唇を隠して,それでも君に恋したい。
観覧車のチョウジョウデ。
「敦!」
こっち,と手を挙げる。
敦は僕を見つけて,綺麗なフォームで僕に駆け寄った。
待ち合わせは現地の入り口になったアーチ前。
少し古いそのアーチには,この施設のオリジナルキャラクターがくっついていて子供受けもするだろうと思う。
うさぎと……コアラ,だっただろうか。
ぱっと見では判断の付かないキャラクターだ。
そんなここは,高校からそう距離のない位置にある遊園地。
僕から誘った初めてのデートだ。
敦の家でゆっくり過ごしたり,少し遠出することはあっても一日中外で遊ぶのは初めてで,僕は少しどきどきしていた。
敦は僕といて,楽しいだろうか。
「じゃあ,行くか。遊園地なんていつぶりだっけ」
「僕も。実は,小さいころに一回だけ。

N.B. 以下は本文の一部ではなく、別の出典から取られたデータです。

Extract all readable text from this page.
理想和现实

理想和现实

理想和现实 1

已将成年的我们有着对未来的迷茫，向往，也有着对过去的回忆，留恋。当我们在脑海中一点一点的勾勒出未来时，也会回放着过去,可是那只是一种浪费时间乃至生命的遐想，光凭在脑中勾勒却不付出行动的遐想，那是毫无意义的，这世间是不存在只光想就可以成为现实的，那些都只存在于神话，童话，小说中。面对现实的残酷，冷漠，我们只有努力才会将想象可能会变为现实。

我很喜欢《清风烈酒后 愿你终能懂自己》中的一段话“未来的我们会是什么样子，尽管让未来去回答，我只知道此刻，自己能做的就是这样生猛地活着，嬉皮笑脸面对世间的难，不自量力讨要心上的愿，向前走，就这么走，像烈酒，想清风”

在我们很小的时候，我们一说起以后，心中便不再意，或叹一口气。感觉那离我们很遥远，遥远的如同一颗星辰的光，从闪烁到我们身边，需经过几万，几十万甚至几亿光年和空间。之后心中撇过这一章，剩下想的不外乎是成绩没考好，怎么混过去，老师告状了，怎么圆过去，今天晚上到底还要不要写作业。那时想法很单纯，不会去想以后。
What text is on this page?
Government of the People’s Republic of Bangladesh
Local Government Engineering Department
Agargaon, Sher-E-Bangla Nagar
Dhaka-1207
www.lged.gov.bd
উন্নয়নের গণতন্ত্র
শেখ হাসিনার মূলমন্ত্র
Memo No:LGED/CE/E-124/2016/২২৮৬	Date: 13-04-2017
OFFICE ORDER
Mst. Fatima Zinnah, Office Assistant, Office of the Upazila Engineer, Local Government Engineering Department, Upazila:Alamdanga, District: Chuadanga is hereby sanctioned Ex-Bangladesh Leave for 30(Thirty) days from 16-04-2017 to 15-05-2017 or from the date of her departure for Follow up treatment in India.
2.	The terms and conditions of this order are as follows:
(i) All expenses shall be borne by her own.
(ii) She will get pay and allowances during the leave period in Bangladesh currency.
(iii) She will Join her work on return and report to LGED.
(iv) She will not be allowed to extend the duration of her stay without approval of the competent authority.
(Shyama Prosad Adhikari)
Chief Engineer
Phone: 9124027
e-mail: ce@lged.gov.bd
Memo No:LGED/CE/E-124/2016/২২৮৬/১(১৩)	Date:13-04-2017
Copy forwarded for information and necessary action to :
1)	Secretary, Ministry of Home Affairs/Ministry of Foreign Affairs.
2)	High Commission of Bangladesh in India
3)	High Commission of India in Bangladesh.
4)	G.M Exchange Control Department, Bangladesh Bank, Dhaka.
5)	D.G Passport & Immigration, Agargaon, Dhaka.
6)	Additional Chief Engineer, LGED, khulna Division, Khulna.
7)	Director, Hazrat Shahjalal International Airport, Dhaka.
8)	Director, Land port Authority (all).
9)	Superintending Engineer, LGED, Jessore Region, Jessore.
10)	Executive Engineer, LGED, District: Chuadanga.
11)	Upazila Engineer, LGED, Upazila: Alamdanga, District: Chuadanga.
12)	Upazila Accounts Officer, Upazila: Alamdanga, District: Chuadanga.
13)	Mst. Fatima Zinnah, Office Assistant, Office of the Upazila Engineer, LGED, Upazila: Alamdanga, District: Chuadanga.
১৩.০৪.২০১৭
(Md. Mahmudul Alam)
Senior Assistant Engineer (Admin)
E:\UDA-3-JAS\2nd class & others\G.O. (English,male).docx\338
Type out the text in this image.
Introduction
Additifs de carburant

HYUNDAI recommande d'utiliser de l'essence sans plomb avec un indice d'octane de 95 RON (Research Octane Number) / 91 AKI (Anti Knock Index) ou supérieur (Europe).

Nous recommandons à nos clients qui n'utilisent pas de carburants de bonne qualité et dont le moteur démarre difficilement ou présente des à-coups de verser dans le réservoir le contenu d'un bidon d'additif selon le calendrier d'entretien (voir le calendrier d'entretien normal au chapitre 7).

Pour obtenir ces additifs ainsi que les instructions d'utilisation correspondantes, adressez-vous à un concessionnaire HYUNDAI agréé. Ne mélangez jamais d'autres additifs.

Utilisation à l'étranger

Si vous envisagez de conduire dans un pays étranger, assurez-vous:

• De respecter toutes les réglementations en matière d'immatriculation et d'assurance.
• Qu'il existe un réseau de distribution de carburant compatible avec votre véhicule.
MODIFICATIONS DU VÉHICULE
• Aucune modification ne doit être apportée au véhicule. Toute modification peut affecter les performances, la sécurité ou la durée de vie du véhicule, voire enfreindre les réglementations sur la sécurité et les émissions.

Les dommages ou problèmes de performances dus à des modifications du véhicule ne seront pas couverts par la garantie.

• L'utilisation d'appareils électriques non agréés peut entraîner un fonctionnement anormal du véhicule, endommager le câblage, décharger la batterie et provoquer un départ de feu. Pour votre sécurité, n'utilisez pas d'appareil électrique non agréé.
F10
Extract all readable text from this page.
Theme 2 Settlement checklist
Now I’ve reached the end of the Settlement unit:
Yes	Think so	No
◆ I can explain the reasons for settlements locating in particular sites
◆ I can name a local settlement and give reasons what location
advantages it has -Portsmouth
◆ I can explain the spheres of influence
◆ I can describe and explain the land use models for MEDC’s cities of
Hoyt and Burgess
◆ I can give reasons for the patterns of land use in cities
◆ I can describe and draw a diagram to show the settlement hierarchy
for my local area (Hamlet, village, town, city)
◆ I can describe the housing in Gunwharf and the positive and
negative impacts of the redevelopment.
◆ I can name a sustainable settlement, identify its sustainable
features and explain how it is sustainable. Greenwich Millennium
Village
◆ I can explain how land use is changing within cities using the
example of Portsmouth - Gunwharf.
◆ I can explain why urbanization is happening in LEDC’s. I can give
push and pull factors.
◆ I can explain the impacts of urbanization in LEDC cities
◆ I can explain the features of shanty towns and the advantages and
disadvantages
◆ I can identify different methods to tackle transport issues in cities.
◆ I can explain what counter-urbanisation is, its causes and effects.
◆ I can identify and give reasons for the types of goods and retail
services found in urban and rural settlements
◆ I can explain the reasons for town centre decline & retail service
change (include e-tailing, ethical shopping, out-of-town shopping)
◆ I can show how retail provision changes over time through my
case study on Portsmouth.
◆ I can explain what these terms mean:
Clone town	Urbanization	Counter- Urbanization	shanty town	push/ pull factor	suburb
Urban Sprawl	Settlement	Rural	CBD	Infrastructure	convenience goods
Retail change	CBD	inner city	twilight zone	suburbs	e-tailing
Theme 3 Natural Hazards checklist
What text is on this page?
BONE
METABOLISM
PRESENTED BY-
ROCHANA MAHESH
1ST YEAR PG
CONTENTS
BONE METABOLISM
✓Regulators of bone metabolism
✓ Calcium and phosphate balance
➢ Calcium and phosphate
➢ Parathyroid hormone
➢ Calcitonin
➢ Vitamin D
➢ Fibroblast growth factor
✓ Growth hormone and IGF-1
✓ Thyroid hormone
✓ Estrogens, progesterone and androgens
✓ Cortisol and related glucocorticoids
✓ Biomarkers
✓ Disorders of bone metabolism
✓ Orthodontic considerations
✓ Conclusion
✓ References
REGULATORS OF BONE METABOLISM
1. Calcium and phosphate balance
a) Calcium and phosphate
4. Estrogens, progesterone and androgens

小学校だったか中学校だったか,遠足の日は確か熱を出して参加しなかった」
その一回はまだ,僕が問題を起こしてS・Pだと発覚する前。
両親との数少ない思い出だ。
もう,一緒に連れられてきたのだという事実しか覚えていない。
ただ,こんなに古びてはいなかったはずだ。
「何から乗る? ……絶叫とか,乗れるのか?」
僕の話を聞いて,驚いた敦は気を遣うように首を傾げた。
「さあ? でも,そうだな……。」
僕はそう狭くない園内を見渡して,ひとつ選んで指をさす。
「僕はあれに乗りたい」
僕の指に沿って顔を向けた敦は,それを見てぎょっとした。
「なんで乗れるかも分からないのに一番ハードなのに乗りたがるんだ」
呆れたような言葉に,僕はむっとして敦を覗き込む。
僕がさしたアトラクションは,テレビでしかみたことのないようなジェットコースター。
一番目立っていて,人もたくさんのっているという理由だったが,反対されるとかえって乗りたくなってしまう。